UK to replace RPI with CPIH as a measure of inflation from 2030

5 min read | November 27, 2020 05:55 PM AEDT | By Kunal Sawhney

 

Summary

  • The UK government and UK Statistics Authority have made a joint declaration on 25 November that the Retail Price index (RPI) will get replaced by the Consumer Price Index including Owners Occupiers housing cost (CPIH). 
  • The change, however, will not take place before 2030.
  • The change in methodology will impact several index linked pension schemes and interest linked Gilt edged securities in the UK.  

Britain has finally decided to bring in a major reform in its financial system. It has been decided that the Retail Price Index, an inflation measure that has been in use in the country since 1947, will finally be replaced with the Consumer Price Index, including owner occupiers’ housing cost (CPIH) from 2030. 

At present, RPI is used extensively in the UK for measuring the price level by both the government and the industry and is widely considered as inferior to Consumer Price Index (CPI), which is a preferred inflation measure in most developed countries. 

This change will have a major impact on the government, industry and the taxpayers. The government will be benefited as the inflation adjusted interest rates of government debt are likely to be lower under CPIH than RPI. But inflation adjusted pension earnings are likely to be lower under the new measure, spelling bad news for the retired class.  

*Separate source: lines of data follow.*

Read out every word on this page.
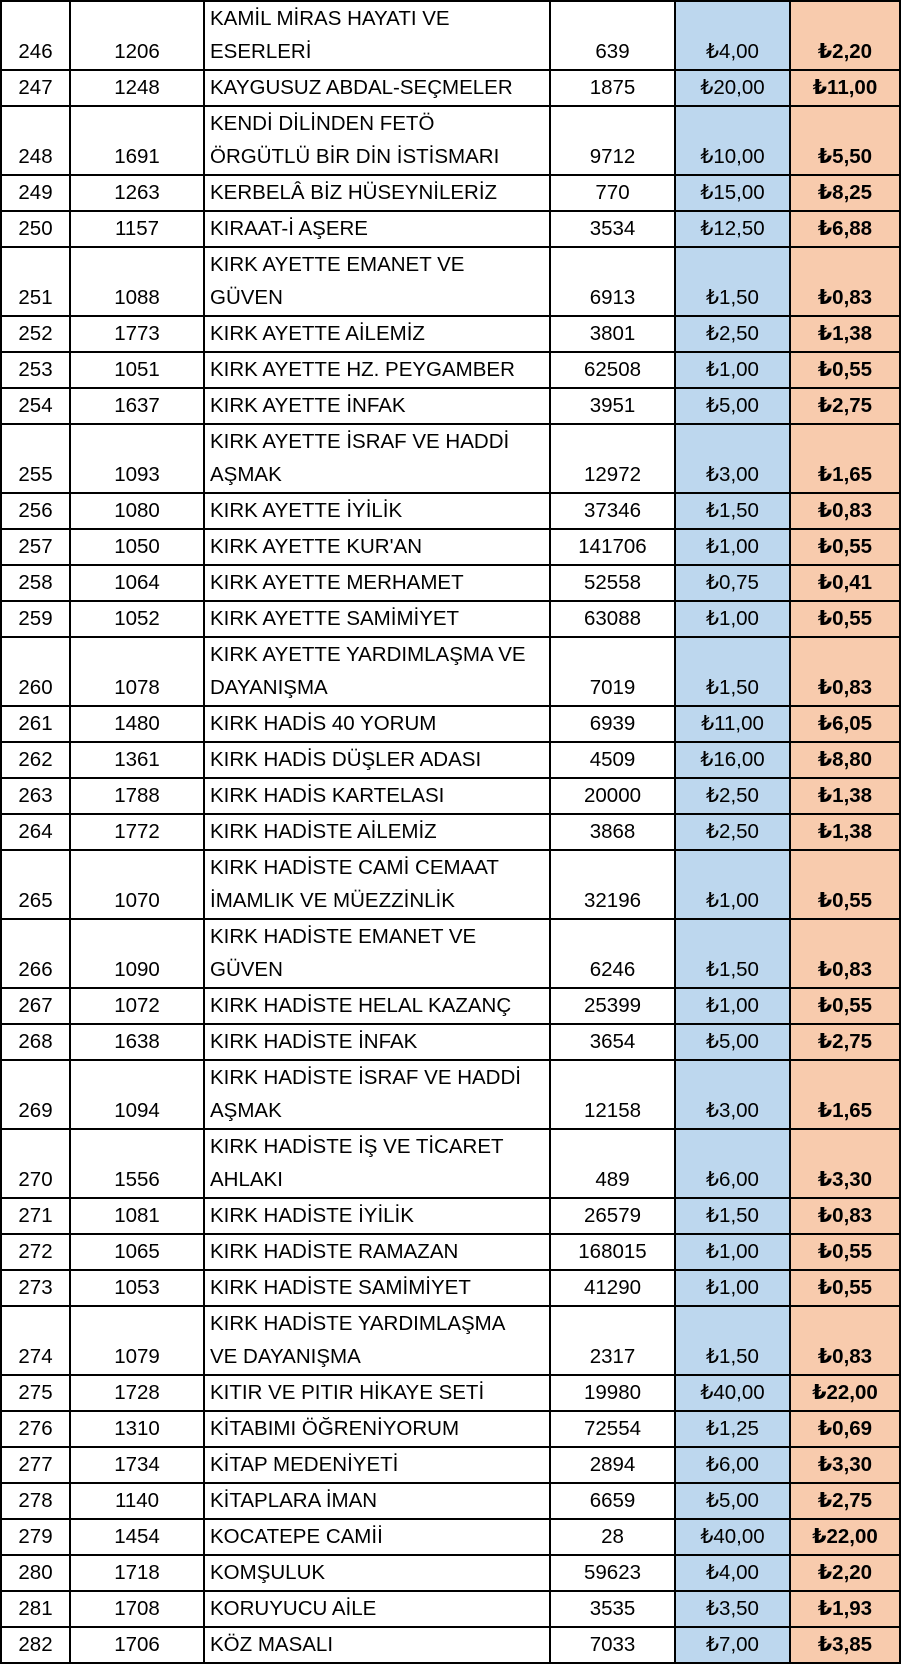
246	1206	KAMİL MİRAS HAYATI VE
ESERLERİ	639	₺4,00	₺2,20
247	1248	KAYGUSUZ ABDAL-SEÇMELER	1875	₺20,00	₺11,00
248	1691	KENDİ DİLİNDEN FETÖ
ÖRGÜTLÜ BİR DİN İSTİSMARI	9712	₺10,00	₺5,50
249	1263	KERBELÂ BİZ HÜSEYNİLERİZ	770	₺15,00	₺8,25
250	1157	KIRAAT-İ AŞERE	3534	₺12,50	₺6,88
251	1088	KIRK AYETTE EMANET VE
GÜVEN	6913	₺1,50	₺0,83
252	1773	KIRK AYETTE AİLEMİZ	3801	₺2,50	₺1,38
253	1051	KIRK AYETTE HZ. PEYGAMBER	62508	₺1,00	₺0,55
254	1637	KIRK AYETTE İNFAK	3951	₺5,00	₺2,75
255	1093	KIRK AYETTE İSRAF VE HADDİ
AŞMAK	12972	₺3,00	₺1,65
256	1080	KIRK AYETTE İYİLİK	37346	₺1,50	₺0,83
257	1050	KIRK AYETTE KUR'AN	141706	₺1,00	₺0,55
258	1064	KIRK AYETTE MERHAMET	52558	₺0,75	₺0,41
259	1052	KIRK AYETTE SAMİMİYET	63088	₺1,00	₺0,55
260	1078	KIRK AYETTE YARDIMLAŞMA VE
DAYANIŞMA	7019	₺1,50	₺0,83
261	1480	KIRK HADİS 40 YORUM	6939	₺11,00	₺6,05
262	1361	KIRK HADİS DÜŞLER ADASI	4509	₺16,00	₺8,80
263	1788	KIRK HADİS KARTELASI	20000	₺2,50	₺1,38
264	1772	KIRK HADİSTE AİLEMİZ	3868	₺2,50	₺1,38
265	1070	KIRK HADİSTE CAMİ CEMAAT
İMAMLIK VE MÜEZZİNLİK	32196	₺1,00	₺0,55
266	1090	KIRK HADİSTE EMANET VE
GÜVEN	6246	₺1,50	₺0,83
267	1072	KIRK HADİSTE HELAL KAZANÇ	25399	₺1,00	₺0,55
268	1638	KIRK HADİSTE İNFAK	3654	₺5,00	₺2,75
269	1094	KIRK HADİSTE İSRAF VE HADDİ
AŞMAK	12158	₺3,00	₺1,65
270	1556	KIRK HADİSTE İŞ VE TİCARET
AHLAKI	489	₺6,00	₺3,30
271	1081	KIRK HADİSTE İYİLİK	26579	₺1,50	₺0,83
272	1065	KIRK HADİSTE RAMAZAN	168015	₺1,00	₺0,55
273	1053	KIRK HADİSTE SAMİMİYET	41290	₺1,00	₺0,55
274	1079	KIRK HADİSTE YARDIMLAŞMA
VE DAYANIŞMA	2317	₺1,50	₺0,83
275	1728	KITIR VE PITIR HİKAYE SETİ	19980	₺40,00	₺22,00
276	1310	KİTABIMI ÖĞRENİYORUM	72554	₺1,25	₺0,69
277	1734	KİTAP MEDENİYETİ	2894	₺6,00	₺3,30
278	1140	KİTAPLARA İMAN	6659	₺5,00	₺2,75
279	1454	KOCATEPE CAMİİ	28	₺40,00	₺22,00
280	1718	KOMŞULUK	59623	₺4,00	₺2,20
281	1708	KORUYUCU AİLE	3535	₺3,50	₺1,93
282	1706	KÖZ MASALI	7033	₺7,00	₺3,85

The move will bring the British economy at par with the rest of the world, in terms of a less volatile nominal interest rates. Such a structure would also lead to a reduction in the overall cost of doing business, benefiting the industry. 

RPI drawbacks

Among RPI, CPI, and CPIH, RPI is the most volatile measure of price changes. The use of house prices and interest rates in its calculation makes it distorted as it does not consider a rental equivalent for house owners. 

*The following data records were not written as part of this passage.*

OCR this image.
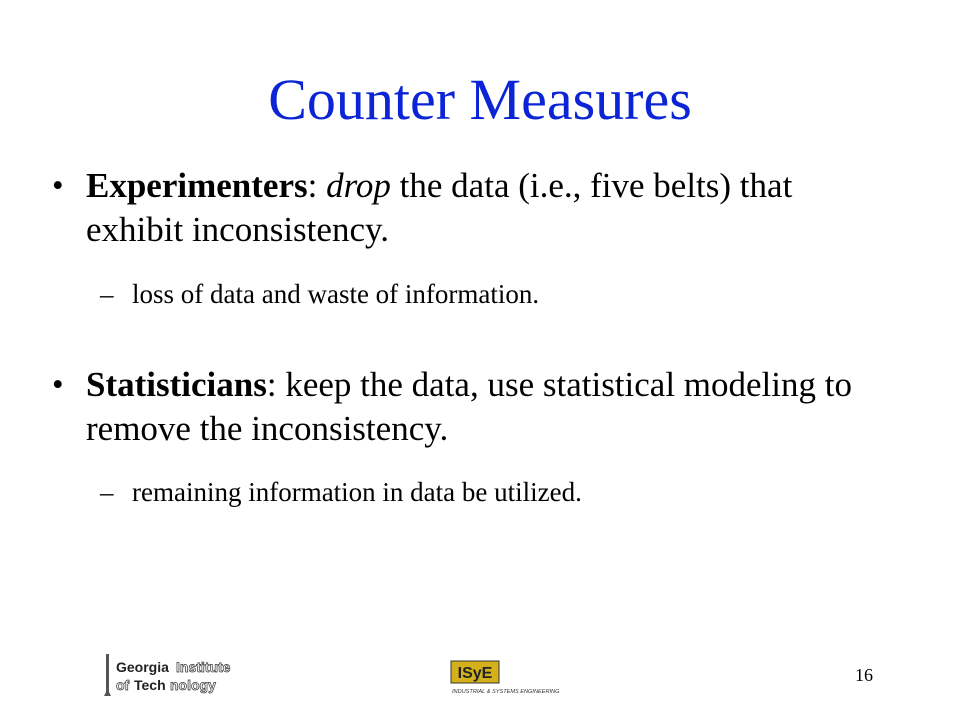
Counter Measures
• Experimenters: drop the data (i.e., five belts) that exhibit inconsistency.
– loss of data and waste of information.
• Statisticians: keep the data, use statistical modeling to remove the inconsistency.
– remaining information in data be utilized.
Georgia Institute
of Tech nology
ISyE
INDUSTRIAL & SYSTEMS ENGINEERING
16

Since 2013, RPI has not been classed as an official statistic. And as per the calculations, it has a flaw which causes it to be around 0.8 percentage points higher than it should be. 

Secondly, it uses another faulty measure called house depreciation, which is not accurate conceptually. While it is common that the value of real estate only goes up over time, pegging the renovation and upkeep expenses of the property to its cost is also fundamentally wrong, according to John Pullinger, National Statistician, the Office for National Statistics. 

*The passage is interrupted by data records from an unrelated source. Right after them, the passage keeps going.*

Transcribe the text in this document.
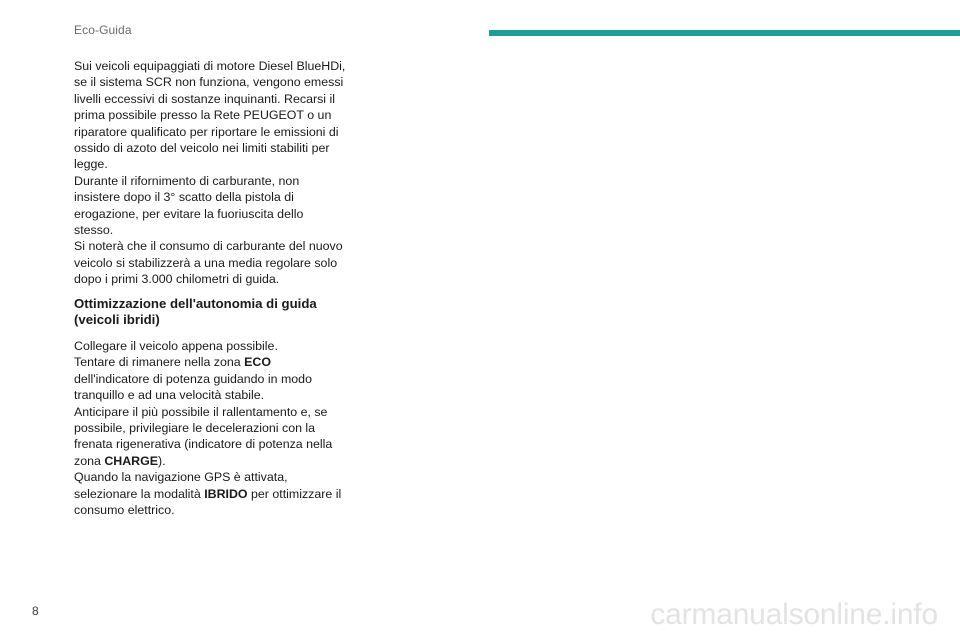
Eco-Guida

Sui veicoli equipaggiati di motore Diesel BlueHDi, se il sistema SCR non funziona, vengono emessi livelli eccessivi di sostanze inquinanti. Recarsi il prima possibile presso la Rete PEUGEOT o un riparatore qualificato per riportare le emissioni di ossido di azoto del veicolo nei limiti stabiliti per legge.

Durante il rifornimento di carburante, non insistere dopo il 3° scatto della pistola di erogazione, per evitare la fuoriuscita dello stesso.

Si noterà che il consumo di carburante del nuovo veicolo si stabilizzerà a una media regolare solo dopo i primi 3.000 chilometri di guida.

Ottimizzazione dell'autonomia di guida (veicoli ibridi)

Collegare il veicolo appena possibile.

Tentare di rimanere nella zona ECO dell'indicatore di potenza guidando in modo tranquillo e ad una velocità stabile.

Anticipare il più possibile il rallentamento e, se possibile, privilegiare le decelerazioni con la frenata rigenerativa (indicatore di potenza nella zona CHARGE).

Quando la navigazione GPS è attivata, selezionare la modalità IBRIDO per ottimizzare il consumo elettrico.

8	carmanualsonline.info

These and several other minor flaws in the methodology of calculating RPI that make it present an inflated picture of the price trends as compared to the CPI and CPIH.  

The choice between CPI and CPIH

The government has chosen CPIH as its measure of inflation over CPI as it reflects the effects of housing costs on the consumer cost of living better than the latter one. 

In most of the developed world CPI is a preferred measure as it uses a select basket of goods and services to gauge the effect of changing prices on people. 

However, for a country like Britain which has land scarcity and is an important business destination in the world, rent forms an important part of cost of living for its inhabitants. Thus, Consumer Price Index including owner occupiers’ housing cost or CPIH is more suitable for the nation which should be used for all inflation related data.  

Gilt-edged securities

The British government issues long term securities which are pegged to the RPI. While it was known that the usage of this index made the cost of these debts more expensive for the government, its adverse effects were felt this year after the pandemic outbreak.  

This made the government rethink on the RPI and move towards an inflation index that is in line with the global practice.  After 2030 when the change takes place, decreasing the cost of debt will help the government borrow more for the same amount of interest outgo and use it for the economy’s growth. 

Pension schemes

Ten years down the line, the pension receivers of the country are, however, in for an ordeal with the implementation of the CPIH. Since CPIH is expected to show a slower rise in inflation, the future pension pays are likely to be lower as compared to the RPI based calculations. 

There are a large number of pensioners in the UK, deriving pension from either from the government, the private companies or pension providing firms. Once the pension payout goes down, it will have an impact on the spending behavior of a large section of the population.  

Finally, the adoption of the inflation index from RPI to CPIH may not be as tough as it may initially appear. Firstly, people have 10 long years to adjust to the new system. 

Secondly, a new system will lead to a general lowering of cost of doing business in the country. This will lead to economic growth and employment generation. Therefore, the net benefits of using CPIH would be higher than the anticipated losses.